I’ve done trainings in a variety of settings — with Greeks on college campuses and with Presbyterian seminarians at Fuller. I always try and adapt what I’m doing to the specific needs of the organization I’m working with; seminarians get a slightly different message than secular high schoolers. And last Thursday, I did a training at my once and future boxing gym here in Pasadena. (I’m taking a break from boxing to concentrate on marathon training; I’ll go back to lifting and hitting things in August.)
I’d never done a sexual harassment/misconduct training in a gym setting before. I spend a lot of time in gyms, and indeed have flirted with the idea of going through trainer certification at some point in the future. Personal trainers have been a huge part of my life. I’ve worked with running coaches and boxing coaches and weight-lifting coaches; my wife and I are absolutely devoted to Stephanie, our Pilates instructor. I’ve got enormous respect for the folks who have not only made fitness the source of their livelidhood, but who are committed to helping others reach their physical goals.
But gyms, like restaurants, are notoriously hostile work environments for women. While sexual harassment can happen anywhere, I hear an unusually high number of (often appalling) anecdotes from folks who have worked in the fitness world. And even though boxing and kickboxing have become much more popular in the past decade, gyms that focus primarily on these activities have a particularly bad reputation. Folks who have never worked out in a boxing gym make some unfair (and some warranted) assumptions about what might go on there; many women in particular are nervous about walking in the door to sign up for classes or personal training. The fear of being harassd, of being hit on, of being placed in an ugly situation — these fears are real, and they hurt the business potential of those who own and operate these clubs.
My sexual harassment seminar on Thursday was light-hearted. There’s a trick to doing these workshops: on the one hand, you need a certain amount of engaging humor in order to put folks at ease. On the other hand, you want to make it absolutely clear that you take this subject very seriously — too much humor can make it seem as if sexual harassment training is like one of those Comedy Traffic Schools, where the unstated message is that the whole experience is a frustrating waste of time. Getting people to understand what sexual harassment is, and what it isn’t; getting people (especially men) to make a commitment to work to create a safe environment for all employees and clients — this is vital, serious stuff.
The most sensitive area of my whole presentation dealt with “consensual relationships” between trainers and clients. I reminded the various coaches and trainers at the gym that every national certifying body in the American fitness world considers sexual relations between a trainer and a current client to be profoundly unethical.

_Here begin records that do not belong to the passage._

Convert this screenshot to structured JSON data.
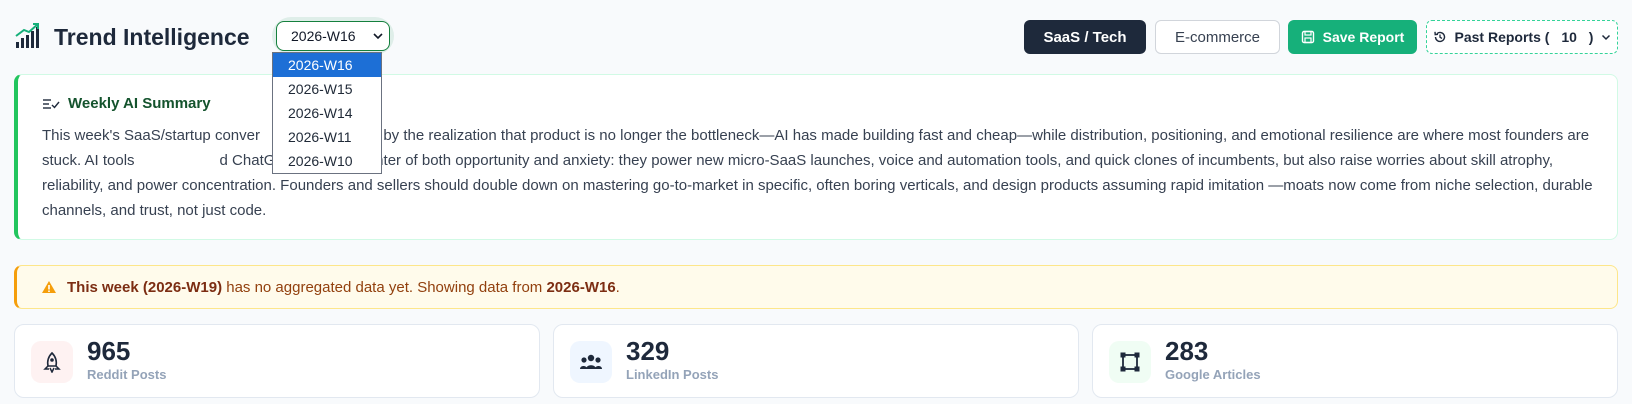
{
  "header": {
    "title": "Trend Intelligence",
    "logo_icon": "chart-trend-icon",
    "week_select": {
      "value": "2026-W16"
    },
    "buttons": {
      "saas": "SaaS / Tech",
      "ecommerce": "E-commerce",
      "save": "Save Report",
      "past_reports_prefix": "Past Reports (",
      "past_reports_count": "10",
      "past_reports_suffix": ")"
    }
  },
  "dropdown": {
    "options": [
      "2026-W16",
      "2026-W15",
      "2026-W14",
      "2026-W11",
      "2026-W10"
    ],
    "selected": "2026-W16"
  },
  "summary": {
    "title": "Weekly AI Summary",
    "text_visible_start": "This week's SaaS/startup conver",
    "text_visible_rest": "ated by the realization that product is no longer the bottleneck—AI has made building fast and cheap—while distribution, positioning, and emotional resilience are where most founders are stuck. AI tools",
    "text_hidden_gap": "",
    "text_after_gap": "d ChatGPT sit at the center of both opportunity and anxiety: they power new micro-SaaS launches, voice and automation tools, and quick clones of incumbents, but also raise worries about skill atrophy, reliability, and power concentration. Founders and sellers should double down on mastering go-to-market in specific, often boring verticals, and design products assuming rapid imitation —moats now come from niche selection, durable channels, and trust, not just code."
  },
  "alert": {
    "bold_prefix": "This week (2026-W19)",
    "middle": " has no aggregated data yet. Showing data from ",
    "bold_week": "2026-W16",
    "suffix": "."
  },
  "stats": [
    {
      "value": "965",
      "label": "Reddit Posts",
      "icon": "reddit-icon"
    },
    {
      "value": "329",
      "label": "LinkedIn Posts",
      "icon": "people-group-icon"
    },
    {
      "value": "283",
      "label": "Google Articles",
      "icon": "vector-square-icon"
    }
  ],
  "colors": {
    "primary_dark": "#1e293b",
    "accent_green": "#16b07a",
    "warning": "#f59e0b"
  }
}
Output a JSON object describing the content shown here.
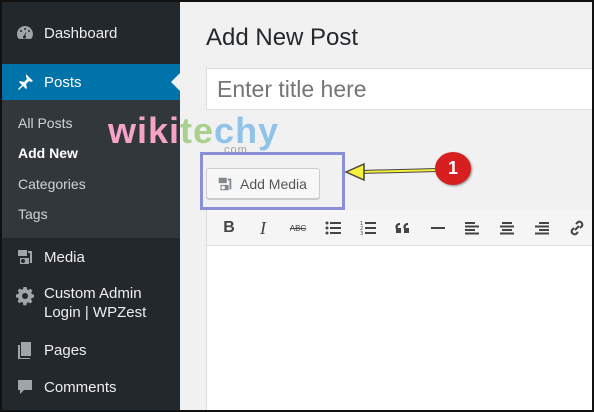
{
  "sidebar": {
    "items": [
      {
        "label": "Dashboard",
        "icon": "dashboard-icon"
      },
      {
        "label": "Posts",
        "icon": "pin-icon",
        "active": true
      },
      {
        "label": "Media",
        "icon": "media-icon"
      },
      {
        "label_line1": "Custom Admin",
        "label_line2": "Login | WPZest",
        "icon": "gear-icon"
      },
      {
        "label": "Pages",
        "icon": "pages-icon"
      },
      {
        "label": "Comments",
        "icon": "comment-icon"
      }
    ],
    "submenu": [
      "All Posts",
      "Add New",
      "Categories",
      "Tags"
    ],
    "colors": {
      "bg": "#23282d",
      "active": "#0073aa",
      "submenu_bg": "#32373c"
    }
  },
  "main": {
    "title": "Add New Post",
    "title_placeholder": "Enter title here",
    "add_media_label": "Add Media",
    "callout_number": "1",
    "toolbar": [
      "bold",
      "italic",
      "strikethrough",
      "bullet-list",
      "numbered-list",
      "blockquote",
      "horizontal-line",
      "align-left",
      "align-center",
      "align-right",
      "link"
    ],
    "toolbar_labels": {
      "bold": "B",
      "italic": "I",
      "strike": "ABC"
    }
  },
  "watermark": {
    "text_a": "wiki",
    "text_b": "te",
    "text_c": "chy",
    "suffix": ".com"
  }
}
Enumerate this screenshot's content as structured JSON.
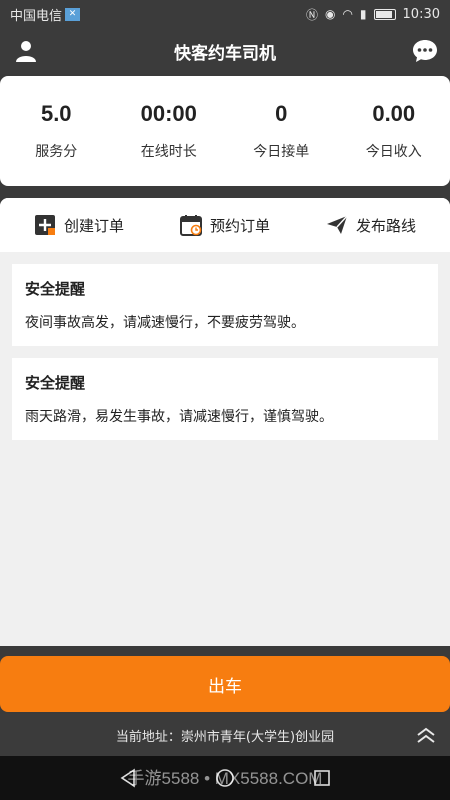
{
  "status_bar": {
    "carrier": "中国电信",
    "carrier_badge": "✕",
    "time": "10:30",
    "icons": [
      "nfc-icon",
      "eye-icon",
      "wifi-icon",
      "signal-icon",
      "battery-icon"
    ]
  },
  "header": {
    "title": "快客约车司机",
    "left_icon": "user-icon",
    "right_icon": "message-icon"
  },
  "stats": [
    {
      "value": "5.0",
      "label": "服务分"
    },
    {
      "value": "00:00",
      "label": "在线时长"
    },
    {
      "value": "0",
      "label": "今日接单"
    },
    {
      "value": "0.00",
      "label": "今日收入"
    }
  ],
  "actions": [
    {
      "label": "创建订单",
      "icon": "create-order-icon"
    },
    {
      "label": "预约订单",
      "icon": "calendar-icon"
    },
    {
      "label": "发布路线",
      "icon": "send-icon"
    }
  ],
  "notices": [
    {
      "title": "安全提醒",
      "text": "夜间事故高发，请减速慢行，不要疲劳驾驶。"
    },
    {
      "title": "安全提醒",
      "text": "雨天路滑，易发生事故，请减速慢行，谨慎驾驶。"
    }
  ],
  "go_button": {
    "label": "出车"
  },
  "address": {
    "text": "当前地址：崇州市青年(大学生)创业园"
  },
  "watermark": "手游5588 • MX5588.COM",
  "colors": {
    "accent": "#f77d10",
    "header": "#3b3b3b",
    "background": "#f0f0f0"
  }
}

This gym, like most gyms I’ve been around (and I’ve been around a great many) has a certain percentage of trainers who honor this rule more in the breach than in the observance. I noted the rules barring these sorts of relationships between professors and students, between lawyers and clients, between doctors and patients. “If you want to be seen as the professionals you are”, I said, “then you need to be willing to live up to a professional code of behavior. And you’ve got to do more than just follow the rules yourself — you’ve got to be willing to hold your fellow trainers accountable. Their misbehavior reinforces a stereotype that ends up reflecting badly on you and everyone else in the business.”
In an ideal world, people would go through sexual harassment workshops because they want to create a safe space for everyone. Realistically, the fear of litigation is the reason why I get paid to come in and do these trainings (and some larger, corporate entitites get paid huge sums to come in and present slick, packaged, day-long workshops.) But my concern is less with the motive than with the outcome. Whether I’ve been brought in to prevent lawsuits or because there’s a genuine desire to create a safe, fun, healthy atmosphere for everyone doesn’t matter. If people end up doing the right things for the wrong reasons, it’s still a damned sight better than not doing the right things at all.
This was my first workshop that got videotaped; at some point, I’ll see if I can’t get excerpts on to Youtube.